Всё как-то кажется через чур. И ногти эти розовые, и макияж, и шпильки вместо сандалий. Не то, чтобы для Алёнки выглядеть подобным образом в новинку, просто настолько тщательно она ещё никогда ни к чему не готовилась. Это смущало. Глазкова чувствовала себя какой-то дурочкой.
Ну, вот чего, спрашивается, она вырядилась на вокзал, как на красную дорожку? А эпиляция в интимной зоне к чему и кружевные трусики? Будто не знакомиться идет, а себя предлагать.
От этой мысли, Алёнке становиться не по себе. Едва не плача, она сбрасывает босоножки и обессиленно падает на кровать, прикладывая холодные от волнения ладони к горящим щекам.
— Боже, я сойду с ума! - шепчет она, глядя на часы. У неё остается всего двадцать минут, чтобы собраться с силами, а она понятия не имеет, где их взять.
С каждой секундой сомнения и страхи окружают плотным кольцом, сдавливая диафрагму, и Алёнке становиться нечем дышать при мысли о том, что она, возможно, не понравится Шувалову, учитывая его вкусы…
Как ни стыдно признавать, но однажды она не выдержала и, раздобыв у Мишки адрес, сходила, посмотрела на Машку Скопичевскую. Пожалела Глазкова, конечно, знатно, ибо с тех пор не знала, что делать со своим высоким ростом, широкой костью, темными волосами и проклятой мыслью, что она совершенно не в Шуваловском вкусе.
Ее подружка из Дома Творчества - Татка уверяла ее, что мужские вкусы так или иначе сводятся к красоте.
— Ты у нас красавица, Лёнь, - говорила она, — прекращай париться. Если твой Шувалов не идиот, то будет рад. На тебя вон даже Павлуша заглядывается, а он не какой-то там зеленый солдатик. Взрослый мужик, опытный, при деньгах к тому же. У таких девок всегда вагон, а он на тебя слюни пускает.
Алёнку Таткины аргументы, как ни странно, подбадривали. Пусть Павлушино внимание не интересовало от слова «совсем», но все же вселяло какую-никакую уверенность, что и она тоже ничего.
Да, не миниатюрная статуэточка, но зато статная и эффектная, как говорила ей Нина Степановна. Оставалось только надеяться, что Борька разделяет мнение Павлуши и его матери, а не Аленкиных мелкорослых одноклассников с их насмешливым «баба-гром».
— Алёна, Олег пришел, - врывается в Алёнкины переживания звонкий голос Ольги Андреевны.

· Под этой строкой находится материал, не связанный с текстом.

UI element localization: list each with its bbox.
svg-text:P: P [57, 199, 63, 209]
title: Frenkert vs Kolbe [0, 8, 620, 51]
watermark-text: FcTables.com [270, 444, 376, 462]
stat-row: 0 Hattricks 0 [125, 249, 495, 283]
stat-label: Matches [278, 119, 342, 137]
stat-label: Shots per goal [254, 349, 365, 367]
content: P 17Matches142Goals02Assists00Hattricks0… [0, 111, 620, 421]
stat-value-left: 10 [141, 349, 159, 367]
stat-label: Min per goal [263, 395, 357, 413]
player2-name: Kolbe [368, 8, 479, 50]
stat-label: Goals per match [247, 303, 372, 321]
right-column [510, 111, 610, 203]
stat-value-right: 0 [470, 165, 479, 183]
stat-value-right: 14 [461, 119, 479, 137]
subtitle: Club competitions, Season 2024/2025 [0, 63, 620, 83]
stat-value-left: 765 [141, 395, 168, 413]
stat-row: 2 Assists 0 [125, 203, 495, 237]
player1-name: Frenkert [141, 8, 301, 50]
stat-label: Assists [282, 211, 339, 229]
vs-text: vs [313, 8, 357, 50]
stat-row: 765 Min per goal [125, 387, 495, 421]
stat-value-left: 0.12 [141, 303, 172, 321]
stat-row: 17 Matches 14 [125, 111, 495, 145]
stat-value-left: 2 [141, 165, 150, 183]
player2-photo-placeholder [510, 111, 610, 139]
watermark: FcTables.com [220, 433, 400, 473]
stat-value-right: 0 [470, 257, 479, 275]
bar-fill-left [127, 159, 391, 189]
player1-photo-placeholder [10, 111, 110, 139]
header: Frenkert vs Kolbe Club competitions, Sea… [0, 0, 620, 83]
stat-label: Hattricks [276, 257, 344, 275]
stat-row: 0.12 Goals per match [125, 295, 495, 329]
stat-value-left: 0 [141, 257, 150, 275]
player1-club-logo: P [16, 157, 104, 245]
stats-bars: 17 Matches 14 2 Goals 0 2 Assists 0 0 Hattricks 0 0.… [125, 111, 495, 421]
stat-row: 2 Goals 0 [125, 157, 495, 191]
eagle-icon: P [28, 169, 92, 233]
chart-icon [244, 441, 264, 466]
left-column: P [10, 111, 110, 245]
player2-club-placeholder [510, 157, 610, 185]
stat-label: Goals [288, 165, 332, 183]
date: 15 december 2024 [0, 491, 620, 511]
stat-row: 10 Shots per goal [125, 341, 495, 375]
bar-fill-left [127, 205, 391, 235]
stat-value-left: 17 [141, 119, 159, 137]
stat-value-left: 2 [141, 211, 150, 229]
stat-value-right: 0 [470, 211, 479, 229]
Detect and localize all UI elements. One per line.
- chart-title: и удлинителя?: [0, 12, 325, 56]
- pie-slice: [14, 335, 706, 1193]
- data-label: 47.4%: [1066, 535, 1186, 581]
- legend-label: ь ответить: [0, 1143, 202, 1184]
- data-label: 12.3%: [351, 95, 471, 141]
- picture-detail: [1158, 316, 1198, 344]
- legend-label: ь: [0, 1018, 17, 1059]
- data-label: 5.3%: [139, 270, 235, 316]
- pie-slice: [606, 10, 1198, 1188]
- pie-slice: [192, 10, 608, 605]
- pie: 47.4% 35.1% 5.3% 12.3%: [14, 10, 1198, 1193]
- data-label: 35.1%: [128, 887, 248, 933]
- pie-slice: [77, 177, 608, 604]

Метнув взгляд на часы, Глазкова с ужасом обнаруживает, что двадцать минут истекли. Подскочив с кровати, она начинает метаться по комнате, как курица с отрубленной головой, не зная, что делать и как вообще быть.
— Ты готова? - словно в насмешку спрашивает Ольга Андреевна, заглянув к ней в комнату.
Алёнка замирает, глядя на мать, и тяжело сглатывает, понимая, что она не просто не готова, она едва способна соображать от волнения.
— Может, не пойдешь? Все-таки у тебя день рождение, да и парню лучше без тебя переварить новость, - моментально оценив ее состояние, предлагает Ольга Андреевна.
И Алёнке очень хочется смалодушничать и позволить Гладышеву самому расхлебывать. Более того, все ей так и советовали поступить. Олег, Мишка, Татка, Любовь Геннадьевна - все считали, что лучше ей не лезть под горячую Борькину руку. Она и сама это понимала, но не могла оставить его с такой болью и шоком наедине.
Боялась, что пока будет отсиживаться в стороне, произойдет что-то такое, что вряд ли можно будет исправить. Что-то внутри настойчиво требовало, чтобы она была рядом и имела возможность все объяснить, поддержать и попросту попросить прощение. А еще, помимо всего прочего, Алёнке просто принципиально важно было увидеть Шувалова до того, как он все поймёт, и гнев затопит его с головой.
Она хотела посмотреть в глаза тому Борьке, которого любила на протяжении этих полутора лет; тому Борьке, который еще не знает боли предательства и обмана, не знает, кто такая Алёна Глазкова и что она сделала. Чтобы он взглянул на неё чистым, без примеси злости и обиды, взглядом. Ибо так и только так есть шанс ему понравиться. Потом может быть слишком поздно.
Упустить такую возможность она боялась гораздо больше, чем Борькиной ярости. Поэтому, преодолевая подступающую панику, Алёнка качает головой и, втянув с шумом воздух, бросает взгляд на себя в зеркало.